Tutte esperienze che mi hanno fatto capire che senza un vero e serio dialogo intergenerazionale (che coinvolga anche parte di quei tanti giovani “lanzichenecchi” stigmatizzati da Elkann) non ci può essere vero sviluppo. Senza che le élite, di cui credo di conoscere certamente le virtù, ma anche i loro non pochi vizi, escano dalle loro case dorate per toccare con mano le vere questioni aperte nel Paese, con un po’ di retorica in meno e qualche apertura al dialogo con giovani e persone normali in più, questo paese non si potrà risanare. A questo fine sarebbe il caso di aprire di più finalmente, come è avvenuto in certe fasi, i palazzi del potere ai cittadini e ai giovani.
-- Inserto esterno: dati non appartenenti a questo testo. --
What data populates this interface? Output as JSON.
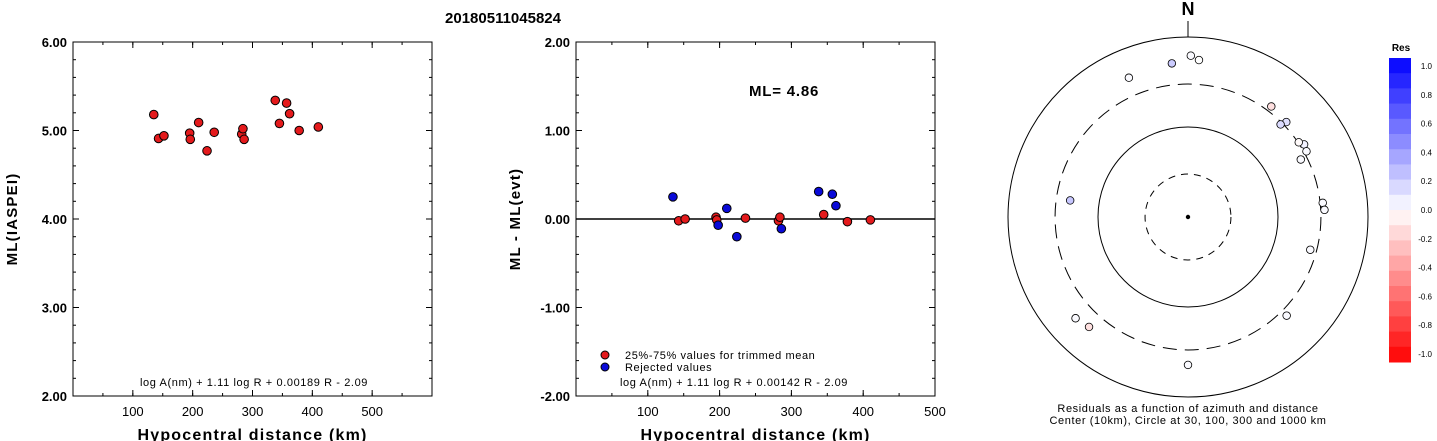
{
  "title": "20180511045824",
  "colors": {
    "red": "#e41a1c",
    "blue": "#0a0ad8",
    "axis": "#000000"
  },
  "chart_data": [
    {
      "type": "scatter",
      "id": "left",
      "xlabel": "Hypocentral distance (km)",
      "ylabel": "ML(IASPEI)",
      "xlim": [
        0,
        600
      ],
      "ylim": [
        2.0,
        6.0
      ],
      "xticks": [
        100,
        200,
        300,
        400,
        500
      ],
      "yticks": [
        2.0,
        3.0,
        4.0,
        5.0,
        6.0
      ],
      "ytick_labels": [
        "2.00",
        "3.00",
        "4.00",
        "5.00",
        "6.00"
      ],
      "formula": "log A(nm) + 1.11 log R + 0.00189 R - 2.09",
      "series": [
        {
          "color": "red",
          "points": [
            [
              135,
              5.18
            ],
            [
              143,
              4.91
            ],
            [
              152,
              4.94
            ],
            [
              195,
              4.97
            ],
            [
              196,
              4.9
            ],
            [
              210,
              5.09
            ],
            [
              224,
              4.77
            ],
            [
              236,
              4.98
            ],
            [
              282,
              4.96
            ],
            [
              284,
              5.02
            ],
            [
              286,
              4.9
            ],
            [
              338,
              5.34
            ],
            [
              345,
              5.08
            ],
            [
              357,
              5.31
            ],
            [
              362,
              5.19
            ],
            [
              378,
              5.0
            ],
            [
              410,
              5.04
            ]
          ]
        }
      ]
    },
    {
      "type": "scatter",
      "id": "middle",
      "xlabel": "Hypocentral distance (km)",
      "ylabel": "ML - ML(evt)",
      "xlim": [
        0,
        500
      ],
      "ylim": [
        -2.0,
        2.0
      ],
      "xticks": [
        100,
        200,
        300,
        400,
        500
      ],
      "yticks": [
        -2.0,
        -1.0,
        0.0,
        1.0,
        2.0
      ],
      "ytick_labels": [
        "-2.00",
        "-1.00",
        "0.00",
        "1.00",
        "2.00"
      ],
      "annotation": "ML= 4.86",
      "legend": [
        {
          "label": "25%-75% values for trimmed mean",
          "color": "red"
        },
        {
          "label": "Rejected values",
          "color": "blue"
        }
      ],
      "legend_position": "bottom-left",
      "formula": "log A(nm) + 1.11 log R + 0.00142 R - 2.09",
      "series": [
        {
          "name": "25%-75% values for trimmed mean",
          "color": "red",
          "points": [
            [
              143,
              -0.02
            ],
            [
              152,
              0.0
            ],
            [
              195,
              0.02
            ],
            [
              196,
              -0.01
            ],
            [
              236,
              0.01
            ],
            [
              282,
              -0.02
            ],
            [
              284,
              0.02
            ],
            [
              345,
              0.05
            ],
            [
              378,
              -0.03
            ],
            [
              410,
              -0.01
            ]
          ]
        },
        {
          "name": "Rejected values",
          "color": "blue",
          "points": [
            [
              135,
              0.25
            ],
            [
              198,
              -0.07
            ],
            [
              210,
              0.12
            ],
            [
              224,
              -0.2
            ],
            [
              286,
              -0.11
            ],
            [
              338,
              0.31
            ],
            [
              357,
              0.28
            ],
            [
              362,
              0.15
            ]
          ]
        }
      ]
    },
    {
      "type": "polar",
      "id": "right",
      "north_label": "N",
      "caption_line1": "Residuals as a function of azimuth and distance",
      "caption_line2": "Center (10km), Circle at 30, 100, 300 and 1000 km",
      "colorbar": {
        "title": "Res",
        "tick_labels": [
          "1.0",
          "0.8",
          "0.6",
          "0.4",
          "0.2",
          "0.0",
          "-0.2",
          "-0.4",
          "-0.6",
          "-0.8",
          "-1.0"
        ]
      },
      "stations": [
        {
          "az": 46,
          "dist_km": 330,
          "res": 0.12
        },
        {
          "az": 58,
          "dist_km": 332,
          "res": 0.05
        },
        {
          "az": 56,
          "dist_km": 305,
          "res": -0.02
        },
        {
          "az": 61,
          "dist_km": 320,
          "res": 0.02
        },
        {
          "az": 45,
          "dist_km": 285,
          "res": 0.14
        },
        {
          "az": 37,
          "dist_km": 345,
          "res": -0.12
        },
        {
          "az": 63,
          "dist_km": 255,
          "res": 0.02
        },
        {
          "az": 4,
          "dist_km": 560,
          "res": 0.0
        },
        {
          "az": 1,
          "dist_km": 620,
          "res": 0.02
        },
        {
          "az": 354,
          "dist_km": 520,
          "res": 0.2
        },
        {
          "az": 337,
          "dist_km": 480,
          "res": 0.02
        },
        {
          "az": 84,
          "dist_km": 320,
          "res": 0.02
        },
        {
          "az": 87,
          "dist_km": 330,
          "res": 0.02
        },
        {
          "az": 105,
          "dist_km": 255,
          "res": 0.02
        },
        {
          "az": 135,
          "dist_km": 355,
          "res": 0.02
        },
        {
          "az": 180,
          "dist_km": 440,
          "res": 0.02
        },
        {
          "az": 222,
          "dist_km": 440,
          "res": -0.12
        },
        {
          "az": 228,
          "dist_km": 480,
          "res": 0.02
        },
        {
          "az": 278,
          "dist_km": 210,
          "res": 0.22
        }
      ]
    }
  ]
}
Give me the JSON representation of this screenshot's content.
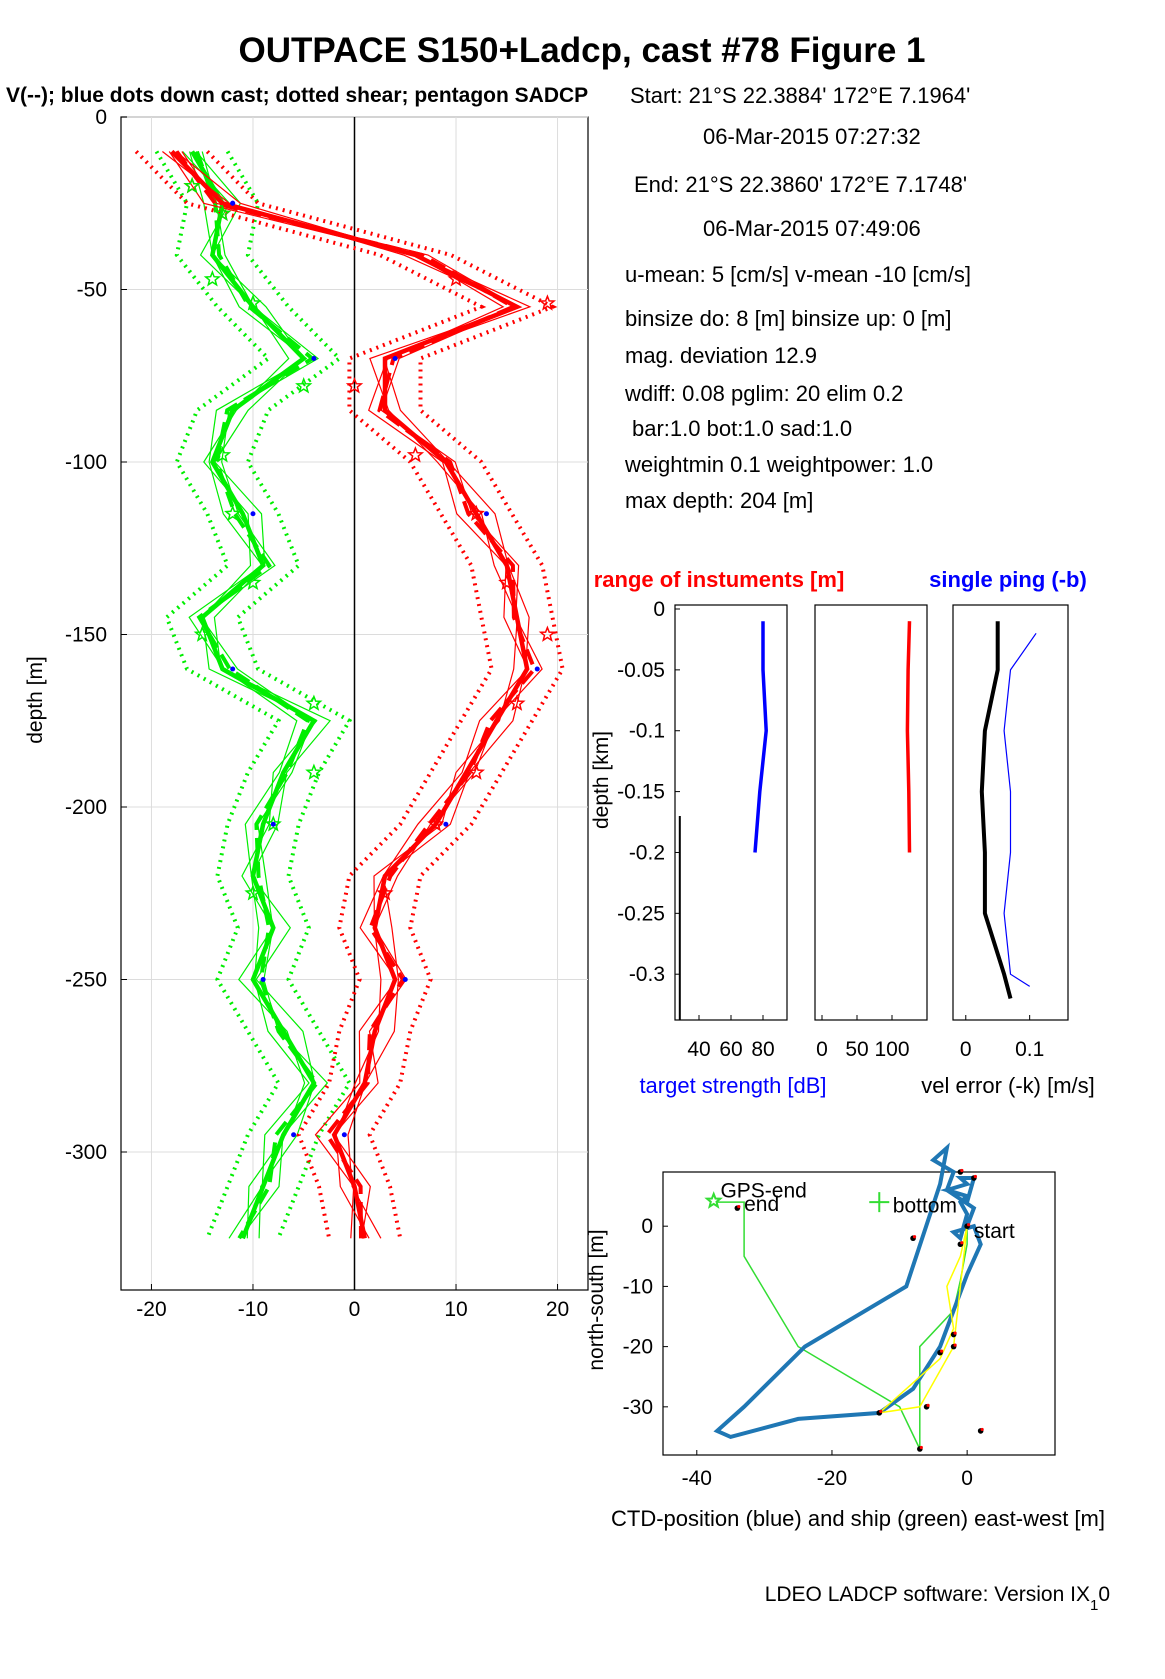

Tutti, specie in seno alla classe politica, cercano di omettere o non considerare la questioni, che se l’astensionismo nelle ultime tornate elettorali è salito fino al 50-60% ci sarà pure una ragione?
Come ci sarà pure una ragione se dalle analisi più accreditate i giovani under 30 che hanno votato alle scorse elezioni siano solo il 10-15%? Non dico “sotto il vestito niente”, ma che sarebbe il caso che non solo un po’ di soloni o di politici o alti burocrati ingessati nei loro doppi petti capissero finalmente che sarebbe loro dovere dialogare, non solo con i figli delle loro stesse élite o dei loro stessi circoli, ma anche con quelli con i tatuaggi, perché sotto quei tatuaggi, per chi la sa cogliere, c’è più istanza e sostanza di quanto si creda. Mi sembra questo il modo migliore per mostrare finalmente vero amore per il proprio paese perché alla ricerca (un po’ troppo diffusa) di qualche carica pubblica da parte di non pochi delle apparenti élite si sostituisca per il bene del paese un serio dialogo intergenerazionale.
Ai giovani che hanno “fame”, non si può distribuire solo qualche brioches come amava fare con i suoi “amati” sudditi, Maria Antonietta. Certo proprio tra le tante tribù dei giovani italiani si potrà trovare anche qualche lanzichenecco o qualche altro tipo di barbaro, ma tra di essi ci sono tanti coraggiosi cercatori di diritti sociali negati e, per chi sa coglierli, dei veri e propri talenti. Sino a poco fa l’unica vera “droga” o “metadone sociale” è stato il più grande progetto di diseducazione al lavoro della storia repubblicana, “il reddito di cittadinanza”. Adesso va offerta una vera alternativa di educazione alle sfide del presente e del futuro. Per non poco grazie anche al dialogo intergenerazionale.